In what will undoubtedly be seen as a controversial report, the gatekeepers of oral contraception in America – the influential American College of Obstetricians and Gynecologists (ACOG) – recently recommended that birth control pills should be sold over the counter, without a prescription.
This theoretically shouldn’t be controversial; doctors have been arguing for this since 1968. As drugs go, oral contraceptives are remarkably safe; several studies have shown that taking them daily is safer than taking aspirin daily, not to mention driving a car, smoking, or (dare I say it) having a baby. Over 80 countries worldwide currently sell birth control pills over the counter, without a prescription. They include Portugal, Russia, Indonesia, Turkey, Yemen, the United Arab Republic, Mexico, all but four countries in South America, and 15 countries in Africa. Very few adverse effects have arisen from this practice.
And yet it will undoubtedly become controversial in the United States, for a number of reasons. One reason, of course, is a certain prevalent nanny mentality – some people still feel that others shouldn’t be allowed to have protected sex without a doctor’s supervision. Political furors in recent years have, after all, led to attempts to remove birth control pills from the list of drugs reimbursed by insurance companies and college or work health plans.
What reasons does ACOG have for their recommendation?
The obstetricians and gynecologists of America state clearly that one of their primary reasons for issuing this recommendation is to lower the number of unintended pregnancies, and with reason. At present, almost half of all U.S. pregnancies are unplanned. And although there may be some risks involved in making oral contraceptives available without a prescription, they pale in comparison to the risks involved in childbirth and unintended pregnancy. As Dr. Jill Rabin of the North Shore Long Island Jewish Medical Center says, “If you look at the degree to which unintended pregnancy affects women, and the risks that those unintended pregnancies carry … those risks outweigh the other risks of the medication.”
There are women who should not take birth control pills, but ACOG points out that almost all drugs have potential side effects, and are sold over the counter anyway. Their recommendation, if carried out, would merely require women to read the labels more carefully, and pay attention to warnings against using oral contraceptives if, say, they have high blood pressure or migraine headaches with aura (symptoms that result in changes to their vision, hearing, and motion).
ACOG also points out that many women have trouble affording the doctors’ visit they need to get a prescription, or getting an appointment with a doctor in time to refill an existing prescription, and this can lead to skipped doses, and unwanted pregnancies. If the pills did not require a new prescription, women could pick them up any time from any pharmacy.
What would happen if this recommendation were followed?
First, nothing would happen immediately. The Federal Drug Administration (FDA) has reacted to this recommendation by saying that it is willing to meet with any company willing to make the pill nonprescription, but it would also require a series of drug trials from each of the manufacturers to prove the drug’s safety.
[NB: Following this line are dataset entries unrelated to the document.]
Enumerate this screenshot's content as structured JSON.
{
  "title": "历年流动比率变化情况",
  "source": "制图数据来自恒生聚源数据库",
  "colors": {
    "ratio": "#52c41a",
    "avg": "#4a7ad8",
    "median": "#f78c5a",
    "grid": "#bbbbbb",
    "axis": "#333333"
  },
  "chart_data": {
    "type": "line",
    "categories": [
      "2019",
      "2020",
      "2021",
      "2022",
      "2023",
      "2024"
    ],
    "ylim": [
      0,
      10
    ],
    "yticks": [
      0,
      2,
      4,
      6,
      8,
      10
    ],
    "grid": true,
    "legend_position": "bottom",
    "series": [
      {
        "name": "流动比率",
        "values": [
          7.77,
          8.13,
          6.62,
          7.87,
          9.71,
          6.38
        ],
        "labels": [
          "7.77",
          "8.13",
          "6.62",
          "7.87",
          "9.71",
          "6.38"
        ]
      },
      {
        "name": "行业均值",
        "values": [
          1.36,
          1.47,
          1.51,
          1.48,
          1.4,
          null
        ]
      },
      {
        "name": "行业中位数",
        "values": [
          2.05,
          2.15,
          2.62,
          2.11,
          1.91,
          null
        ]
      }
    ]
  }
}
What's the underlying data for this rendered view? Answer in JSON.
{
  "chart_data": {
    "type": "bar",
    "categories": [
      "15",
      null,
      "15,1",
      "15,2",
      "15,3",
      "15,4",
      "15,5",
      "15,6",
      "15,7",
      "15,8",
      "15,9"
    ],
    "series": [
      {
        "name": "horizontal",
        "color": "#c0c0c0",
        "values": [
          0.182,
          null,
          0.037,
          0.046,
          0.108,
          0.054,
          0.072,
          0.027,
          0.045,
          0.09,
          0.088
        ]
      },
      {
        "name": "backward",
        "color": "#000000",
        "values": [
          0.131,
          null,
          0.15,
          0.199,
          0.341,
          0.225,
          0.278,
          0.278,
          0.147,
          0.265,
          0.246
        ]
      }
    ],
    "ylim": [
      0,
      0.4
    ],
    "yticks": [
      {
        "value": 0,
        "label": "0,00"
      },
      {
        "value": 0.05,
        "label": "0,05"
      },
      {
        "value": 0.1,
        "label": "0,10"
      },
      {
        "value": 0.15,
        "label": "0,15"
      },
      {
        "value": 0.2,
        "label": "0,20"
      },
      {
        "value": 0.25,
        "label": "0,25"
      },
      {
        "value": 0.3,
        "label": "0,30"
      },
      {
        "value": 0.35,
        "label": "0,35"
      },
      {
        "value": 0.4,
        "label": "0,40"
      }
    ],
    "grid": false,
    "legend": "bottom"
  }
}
That would take some time, so not all brands of birth control pills would “roll out” to pharmacies for over-the-counter sales at the same time. Second, some of the manufacturers might choose not to participate in these tests and instead might keep their products prescription-only, because at present if they are prescribed for a patient, the cost of them is reimbursed by Medicaid and private health insurance companies. This provides a steady source of income to the pharmaceutical companies that they might not want to mess with.
The last point is a viable argument against making oral contraceptives available over the counter – many women for whom their birth control pills are currently paid for by their health insurers would have to either pay for them themselves, or provide a “copay” not reimbursed by their insurance companies. This would cause them an out-of-pocket expense of $15 to $80 per month, or $180 to $960 per year. The ACOG doctors admit this, but also realize that making birth control more accessible would tremendously lower overall health costs to women, by eliminating more unplanned pregnancies and the follow-up care they would incur. Claire Brindis, a reproductive health care researcher at the University of California, San Francisco, says that she is hopeful that “health plans recognize that it’s far cheaper for them to cover the cost of birth control than it is to pay for the cost of pregnancy.”
This decision will be argued for some time before any action is taken, but there do seem to be compelling reasons for ACOG’s recommendations. Many drugs that formerly required a prescription are now sold over the counter, such as Sudafed, Advil, Nyquil, and Claritin. And unlike other prescription drugs, there are very few “down sides” to birth control pills – they are not addictive (unlike cigarettes, which are sold in vending machines), and you can’t take a deadly overdose of them (unlike acetaminophen, which is sold over the counter). Even aspirin can cause stomach bleeding if too much of it is taken.
The controversy will undoubtedly continue, but for me one of the most compelling reasons to listen to ACOG’s recommendations is the one that might escape a lot of people’s notice. These are doctors – the very people who profit from the currently required yearly checkups necessary to get a prescription for oral contraceptives – saying that they don’t really believe these checkups are necessary. There’s really only one good reason for doing this – the doctors are valuing the welfare of their patients over their own ability to make money. And that’s a Good Thing any day.